Eine SRF-Moderatorin wandert durch die Schweiz, begleitet von zwei Wanderziegen. Was unterhaltsam klingt, ist für einen Glarner Ziegen-Experten kritisch zu hinterfragen.

27.06.23 - 04:30 Uhr
Leben & Freizeit
Selbst ernannter Ziegenpeter: Werner Bleisch kümmert sich liebevoll um seine Packziegen, die für ihn mittlerweile zur Familie gehören.
Selbst ernannter Ziegenpeter: Werner Bleisch kümmert sich liebevoll um seine Packziegen, die für ihn mittlerweile zur Familie gehören.
Bild Sasi Subramaniam 

Die Fernsehsendung«SRF bi de Lüt: Wunderland – Geissentour» begeistert seit dem 9. Juni viele Zuschauerinnen und Zuschauer im heimischen Wohnzimmer. Jeden Freitagabend kann seither beobachtet werden, wie Moderatorin Nicole Berchtold mit zwei Ziegen vom Bielersee nach Nidwalden wandert, insgesamt 150 Kilometer in verschiedenen Etappen. Die tierischen Begleiter erwärmten auch das Herz des Glarner Packziegen-Halters Werner Bleisch. Doch er hat Mühe damit, wie mit ihnen umgegangen wird.
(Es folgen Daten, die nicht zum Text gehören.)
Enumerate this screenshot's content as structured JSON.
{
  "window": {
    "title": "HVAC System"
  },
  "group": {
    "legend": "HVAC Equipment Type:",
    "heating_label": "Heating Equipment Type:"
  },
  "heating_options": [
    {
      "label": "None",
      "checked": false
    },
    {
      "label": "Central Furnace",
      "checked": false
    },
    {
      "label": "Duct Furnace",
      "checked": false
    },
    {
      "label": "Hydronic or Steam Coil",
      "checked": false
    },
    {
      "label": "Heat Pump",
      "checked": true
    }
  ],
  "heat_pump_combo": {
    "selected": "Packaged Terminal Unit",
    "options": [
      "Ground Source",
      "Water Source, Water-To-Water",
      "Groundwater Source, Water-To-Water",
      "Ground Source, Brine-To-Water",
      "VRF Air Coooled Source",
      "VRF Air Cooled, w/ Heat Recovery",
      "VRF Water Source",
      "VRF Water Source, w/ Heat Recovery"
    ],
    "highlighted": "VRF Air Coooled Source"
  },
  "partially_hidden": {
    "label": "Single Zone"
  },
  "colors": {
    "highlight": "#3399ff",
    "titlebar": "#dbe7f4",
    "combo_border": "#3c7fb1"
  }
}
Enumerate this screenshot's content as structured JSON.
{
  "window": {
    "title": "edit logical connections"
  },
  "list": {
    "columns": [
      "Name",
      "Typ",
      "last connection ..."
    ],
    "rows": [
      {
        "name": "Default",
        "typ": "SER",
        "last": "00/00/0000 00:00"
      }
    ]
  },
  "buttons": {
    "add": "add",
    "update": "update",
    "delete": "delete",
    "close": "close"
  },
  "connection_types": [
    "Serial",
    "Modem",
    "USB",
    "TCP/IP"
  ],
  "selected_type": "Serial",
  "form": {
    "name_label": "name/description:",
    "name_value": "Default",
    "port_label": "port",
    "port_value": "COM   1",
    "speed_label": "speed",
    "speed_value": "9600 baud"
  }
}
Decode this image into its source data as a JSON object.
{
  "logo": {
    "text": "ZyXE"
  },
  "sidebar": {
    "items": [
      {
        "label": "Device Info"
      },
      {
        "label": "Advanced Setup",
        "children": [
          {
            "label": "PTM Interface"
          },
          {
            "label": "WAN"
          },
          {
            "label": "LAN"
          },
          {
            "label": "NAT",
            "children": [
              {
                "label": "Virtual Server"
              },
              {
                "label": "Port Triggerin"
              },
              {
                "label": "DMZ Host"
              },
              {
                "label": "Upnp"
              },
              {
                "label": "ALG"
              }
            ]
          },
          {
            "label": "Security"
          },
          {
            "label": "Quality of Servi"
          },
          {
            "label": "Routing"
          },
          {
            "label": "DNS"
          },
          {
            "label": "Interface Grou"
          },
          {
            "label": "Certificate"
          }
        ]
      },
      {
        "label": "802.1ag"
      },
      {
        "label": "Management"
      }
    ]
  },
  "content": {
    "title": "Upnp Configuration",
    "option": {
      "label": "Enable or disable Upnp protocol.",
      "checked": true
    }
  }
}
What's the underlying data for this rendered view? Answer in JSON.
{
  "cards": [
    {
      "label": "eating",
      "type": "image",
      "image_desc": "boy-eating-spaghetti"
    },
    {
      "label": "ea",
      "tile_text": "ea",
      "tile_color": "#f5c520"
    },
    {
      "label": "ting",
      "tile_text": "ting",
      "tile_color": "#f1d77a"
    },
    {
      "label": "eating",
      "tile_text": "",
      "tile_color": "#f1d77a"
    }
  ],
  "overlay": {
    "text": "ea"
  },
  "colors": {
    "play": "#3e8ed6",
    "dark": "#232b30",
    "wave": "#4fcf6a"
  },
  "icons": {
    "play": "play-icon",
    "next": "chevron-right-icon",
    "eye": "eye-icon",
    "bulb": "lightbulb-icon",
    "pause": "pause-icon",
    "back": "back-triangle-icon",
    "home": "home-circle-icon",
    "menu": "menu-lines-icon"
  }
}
Optimale Haltungsbedingungen

Werner Bleisch verfolgte die erste ausgestrahlte Sendung des SRF-Formats gespannt. Der 61-jährige Glarner hat fast 20 Jahre Erfahrung im Umgang mit der Haltung von Packziegen. Aktuell hält er in Sool 18 kastrierte Ziegenböcke, führt ein Jurtencamp und bietet auch Erlebnispädagogische und sozialtherapeutische Angebote an: Bei ihm können Kinder die Geissen streicheln und Zeit mit ihnen verbringen. Viele Dinge seien ihm beim Schauen der Sendung daher sofort ins Auge gefallen, die andere vielleicht gar nicht bemerkt hätten, sagt Bleisch. So auch, dass die Ziegen gemeinsam mit Yaks auf einer Wiese standen. Dies sei sehr kritisch zu betrachten, denn zum einen würden die Tiere schon aufgrund ihrer verschiedenen Essgewohnheiten nicht zusammenpassen. 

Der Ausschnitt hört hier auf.